響輔―――……良かった。寝ている間にどこか行っちゃうかと思ったから。
だから逃がさないようにこいつに巻きついていたわけだけど。
その手を離してあたしはのろのろと受話器を取り上げると、
『フロント係でございます。鴇田様に外線電話が入っております。お繋げいたしますか?』
と女性フロント係の声を聞いて、一瞬“鴇田”と呼ばれたことに違和感。
そうだった…あたし、今鴇田の名前でこのホテルに宿泊してるんだった。
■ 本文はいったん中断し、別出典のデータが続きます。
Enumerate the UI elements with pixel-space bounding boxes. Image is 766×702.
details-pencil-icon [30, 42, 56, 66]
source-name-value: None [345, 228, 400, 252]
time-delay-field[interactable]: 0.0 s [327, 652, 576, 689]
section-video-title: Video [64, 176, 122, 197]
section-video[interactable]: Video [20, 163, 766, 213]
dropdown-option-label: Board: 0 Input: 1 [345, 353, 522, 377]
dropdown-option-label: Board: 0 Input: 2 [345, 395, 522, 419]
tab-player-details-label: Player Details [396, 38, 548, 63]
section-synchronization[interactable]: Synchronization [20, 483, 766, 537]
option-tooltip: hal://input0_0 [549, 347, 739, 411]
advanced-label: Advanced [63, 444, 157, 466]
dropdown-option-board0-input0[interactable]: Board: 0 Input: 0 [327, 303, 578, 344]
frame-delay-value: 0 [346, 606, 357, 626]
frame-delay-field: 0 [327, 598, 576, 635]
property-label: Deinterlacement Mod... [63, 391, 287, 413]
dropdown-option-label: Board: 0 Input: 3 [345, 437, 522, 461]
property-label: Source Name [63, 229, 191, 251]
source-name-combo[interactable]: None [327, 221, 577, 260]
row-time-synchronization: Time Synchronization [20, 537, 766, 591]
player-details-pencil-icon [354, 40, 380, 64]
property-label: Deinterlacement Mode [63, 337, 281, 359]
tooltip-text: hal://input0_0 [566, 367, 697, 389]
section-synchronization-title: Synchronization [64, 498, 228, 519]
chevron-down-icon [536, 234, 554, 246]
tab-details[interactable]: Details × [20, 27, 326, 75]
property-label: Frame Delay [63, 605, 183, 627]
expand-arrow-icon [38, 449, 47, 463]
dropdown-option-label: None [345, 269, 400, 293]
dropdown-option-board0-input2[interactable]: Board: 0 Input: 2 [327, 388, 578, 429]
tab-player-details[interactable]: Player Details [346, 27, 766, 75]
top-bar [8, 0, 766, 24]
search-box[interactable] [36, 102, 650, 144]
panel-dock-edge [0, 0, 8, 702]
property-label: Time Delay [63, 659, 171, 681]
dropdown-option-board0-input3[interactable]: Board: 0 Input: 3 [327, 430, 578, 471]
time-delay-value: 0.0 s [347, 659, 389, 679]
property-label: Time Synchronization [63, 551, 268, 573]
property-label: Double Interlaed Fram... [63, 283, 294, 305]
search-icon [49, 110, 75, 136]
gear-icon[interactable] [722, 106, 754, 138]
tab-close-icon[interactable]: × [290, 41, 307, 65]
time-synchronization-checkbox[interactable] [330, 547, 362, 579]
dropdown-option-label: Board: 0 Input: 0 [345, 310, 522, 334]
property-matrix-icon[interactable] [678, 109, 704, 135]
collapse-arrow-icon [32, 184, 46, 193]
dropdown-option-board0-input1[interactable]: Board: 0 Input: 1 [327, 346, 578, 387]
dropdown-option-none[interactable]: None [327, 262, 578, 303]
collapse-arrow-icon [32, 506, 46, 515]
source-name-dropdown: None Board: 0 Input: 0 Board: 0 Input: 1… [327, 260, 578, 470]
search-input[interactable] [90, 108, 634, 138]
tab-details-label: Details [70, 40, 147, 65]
とぼんやりした頭で思い出す。
「外線?」
誰だろ……
枕元のデジタル時計を見ると、夜中の2時30分を指し示していた。
すぐ隣で響輔はごそごそと身動きして布団を肩まで上げて、目を閉じている。
「男?男やろ、こんな時間に。間違いないで。俺、少し眠るからごゆっくりどーぞ」
「違うわよ!」
あたしは布団の上から響輔を叩くと、
「痛っ」と言ってくぐもった声を上げた。
でも一体誰だろう―――外線なんて……
「繋げて」
あたしがフロント係に短く答えると、
『では、お繋ぎいたします。少々お待ちくださいませ』
と言って、またもコール音に変った。2、3回のコール音がなり、
『こんばんはぁ。夜分遅くにすみませぇん
虎間 戒です~♪』
明るい男の声に、あたしは受話器を持ったまま目を開いた。
ちらりと目を閉じている響輔に視線を落とす。
男には違いないけど―――
『響輔をどないしたん?あいつは無事か?』
急に声のトーンを2トーンも低めた虎間 戒の声を聞いて、あたしは目をまばたいた。